01/07/2020
Trabalhamos com Georreferenciamento
Desde o dia 20 de novembro de 2016, os imóveis rurais com mais de 100 hectares devem obrigatoriamente ser georreferenciados e certificados em caso de alterações no registro imobiliário, a exemplo de compra e venda, desmembramento, remembramento, sucessão, partilha ou mudança de titularidade. Antes desta data, a exigência era para georreferenciar e certificar imóveis com área igual ou superior a 250 hectares.
Essa determinação é da Lei nº 10.267, promulgada em 2001, que alterou, entre outros assuntos, a Lei de Registro Público (Lei 6.015/73) introduzindo a exigência do georreferenciamento dos imóveis rurais. Além disso, a Lei exige que o polígono resultante do georreferenciamento não se sobreponha a nenhum outro já certificado pelo Incra, tal como descrito no Art. 176 da citada Lei nº 6.015/73.
As 30 superintendências regionais do Incra em todo o país já encaminharam ofícios aos cartórios de registros de imóveis na sua área de atuação informando a mudança na regra e se colocando à disposição para solucionar questionamentos e dúvidas relacionadas ao tema.
Sigef
Desde novembro de 2013, a certificação de imóveis rurais está sendo emitida de forma eletrônica, por intermédio do Sistema de Gestão Fundiária do Incra (Sigef), e todas elas podem ter a sua autenticidade consultada no mesmo sistema. Além disso, após a devida averbação da certificação à margem da matrícula, o Sigef está preparado para receber, do Oficial de Registro, as informações da nova matrícula e do proprietário, atualizadas.

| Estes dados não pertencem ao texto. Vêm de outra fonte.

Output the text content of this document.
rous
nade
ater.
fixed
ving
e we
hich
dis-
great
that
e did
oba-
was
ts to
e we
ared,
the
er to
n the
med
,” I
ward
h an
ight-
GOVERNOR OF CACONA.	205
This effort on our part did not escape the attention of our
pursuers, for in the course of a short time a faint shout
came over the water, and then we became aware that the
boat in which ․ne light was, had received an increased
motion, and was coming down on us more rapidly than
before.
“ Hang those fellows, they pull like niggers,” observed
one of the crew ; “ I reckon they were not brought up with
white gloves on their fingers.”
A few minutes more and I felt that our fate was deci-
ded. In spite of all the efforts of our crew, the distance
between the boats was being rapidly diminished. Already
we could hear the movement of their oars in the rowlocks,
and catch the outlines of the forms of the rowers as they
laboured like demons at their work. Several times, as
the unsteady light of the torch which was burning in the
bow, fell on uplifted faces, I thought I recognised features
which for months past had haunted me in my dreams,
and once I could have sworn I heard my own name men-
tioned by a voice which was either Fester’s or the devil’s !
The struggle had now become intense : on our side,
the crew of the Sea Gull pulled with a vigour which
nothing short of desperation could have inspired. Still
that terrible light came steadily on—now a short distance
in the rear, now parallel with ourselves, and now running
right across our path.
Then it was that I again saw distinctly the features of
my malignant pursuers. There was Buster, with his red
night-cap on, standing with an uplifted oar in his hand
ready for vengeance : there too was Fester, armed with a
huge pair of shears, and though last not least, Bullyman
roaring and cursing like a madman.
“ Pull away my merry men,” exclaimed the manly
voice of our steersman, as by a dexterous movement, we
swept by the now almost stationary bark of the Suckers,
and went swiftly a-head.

Com o Sigef, a automatização do procedimento de certificação do georreferenciamento de imóveis rurais deu agilidade ao processo e eliminou entraves. O Sigef trouxe ainda ao processo de certificação transparência, segurança e integração de dados fundiários de outros órgãos - a exemplo da Fundação Nacional do Índio (Funai) e Instituto Chico Mendes de Conservação da Biodiversidade (ICMBio), bem como Cartório de Registro de Imóveis.